BlackBerry has admitted for the first time that it is losing its appeal in the emerging markets that have traditionally been its best performing regions, as lower-priced smartphones from competitors and a lack of BlackBerry apps turn customers away.

In a filing — first spotted by the New York Times — which was released on Tuesday, having been initially delayed, the struggling firm detailed the truths behind its collapsing business.

In particular, it specifically namechecks competitively priced Android phones and its lack of apps as reasons why it is losing market share across Asia, Africa and Latin America — emphasis ours:

The intense competition impacting the Company’s financial and operational results that previously affected demand in the United States market is now being experienced globally, including in international markets where the Company has historically experienced rapid growth.

The increase in competition encountered by the Company in international markets is due to the recent entry into those markets of global competitors offering high end devices that compete with the Company’s BlackBerry 10 devices, as well as other competitors targeting those markets with lower end Android-based devices that compete with the Company’s lower cost devices.

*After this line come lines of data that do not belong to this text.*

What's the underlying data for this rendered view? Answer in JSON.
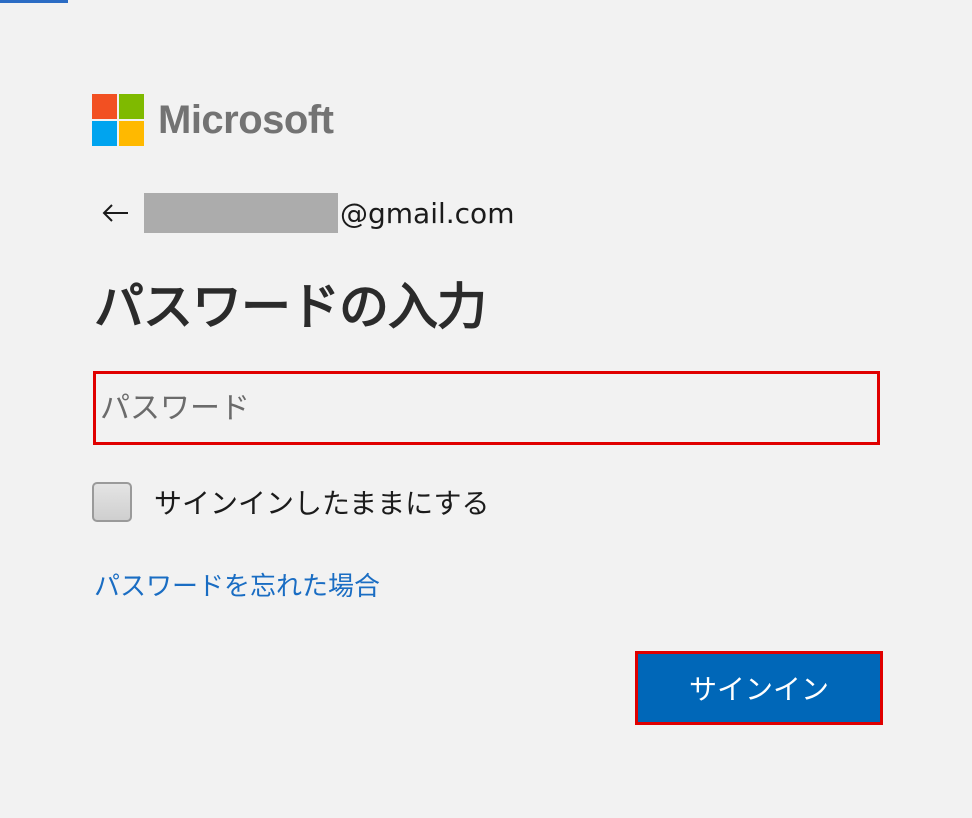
{
  "brand": {
    "name": "Microsoft",
    "colors": {
      "red": "#f25022",
      "green": "#7fba00",
      "blue": "#00a4ef",
      "yellow": "#ffb900"
    }
  },
  "identity": {
    "back_icon": "back-arrow-icon",
    "email_suffix": "@gmail.com"
  },
  "heading": "パスワードの入力",
  "password": {
    "placeholder": "パスワード",
    "value": ""
  },
  "keep_signed_in": {
    "label": "サインインしたままにする",
    "checked": false
  },
  "forgot_link": "パスワードを忘れた場合",
  "signin_button": "サインイン",
  "accent_colors": {
    "button": "#0067b8",
    "link": "#1a6dc3",
    "highlight_border": "#e00000"
  }
}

The decline can also be attributed to consumer preferences for devices with access to the broadest number of applications, such as those available in the iOS and Android environments.

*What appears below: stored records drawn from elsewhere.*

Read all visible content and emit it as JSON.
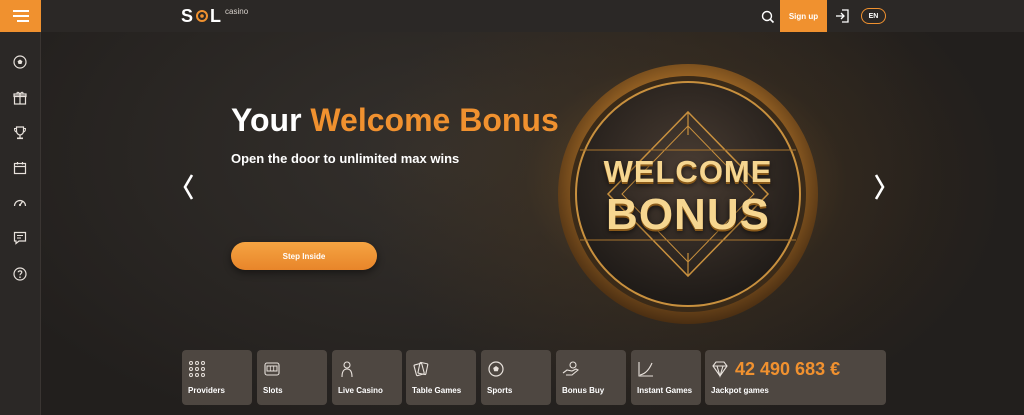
{
  "header": {
    "logo_text": "SOL",
    "logo_sub": "casino",
    "signup_label": "Sign up",
    "language": "EN",
    "accent_color": "#f0912f"
  },
  "sidebar": {
    "icons": [
      "soccer-ball-icon",
      "gift-icon",
      "trophy-icon",
      "calendar-icon",
      "speedometer-icon",
      "chat-icon",
      "help-icon"
    ]
  },
  "hero": {
    "title_white": "Your ",
    "title_accent": "Welcome Bonus",
    "subtitle": "Open the door to unlimited max wins",
    "cta_label": "Step Inside",
    "coin_line1": "WELCOME",
    "coin_line2": "BONUS"
  },
  "categories": [
    {
      "label": "Providers",
      "icon": "grid-dots-icon"
    },
    {
      "label": "Slots",
      "icon": "slot-machine-icon"
    },
    {
      "label": "Live Casino",
      "icon": "dealer-icon"
    },
    {
      "label": "Table Games",
      "icon": "cards-icon"
    },
    {
      "label": "Sports",
      "icon": "soccer-ball-icon"
    },
    {
      "label": "Bonus Buy",
      "icon": "hand-coin-icon"
    },
    {
      "label": "Instant Games",
      "icon": "chart-rising-icon"
    }
  ],
  "jackpot": {
    "amount": "42 490 683 €",
    "label": "Jackpot games",
    "icon": "diamond-icon"
  }
}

According to the filing, revenue from the US for its fiscal Q2 2014 came in at $414 million, a huge drop on $868 million registered one year previous.

That fluctuation was mirrored in other regions.

  • Revenue across Europe, the Middle East and Africa dropped from $1.1 billion to $686 million.
  • Its business in Latin America saw revenue crash from $324 million to $196 million.
  • And across Asia-Pacific, revenue fell from $386 million to $277 million.

Reuters recently looked at BlackBerry’s decline in Indonesia, a market where signs of its dominance coming to a close have been evident for at least the past year.

The news agency concludes that, among many things, the company failed to price its BlackBerry 10 devices at a cost that made them accessible to fans of the company in the country.

As a result, cheaper Android devices, coupled with cross-platform messaging apps like WhatsApp and Line, are filling the space that BlackBerry smartphones and its BBM messenger once occupied.

The story is likely the same elsewhere, although the temporarily-aborted move to port BBM to Android and iOS may hold off some of the growth that Android devices are seeing in Africa, where BlackBerry is still the dominant smartphone device in many countries.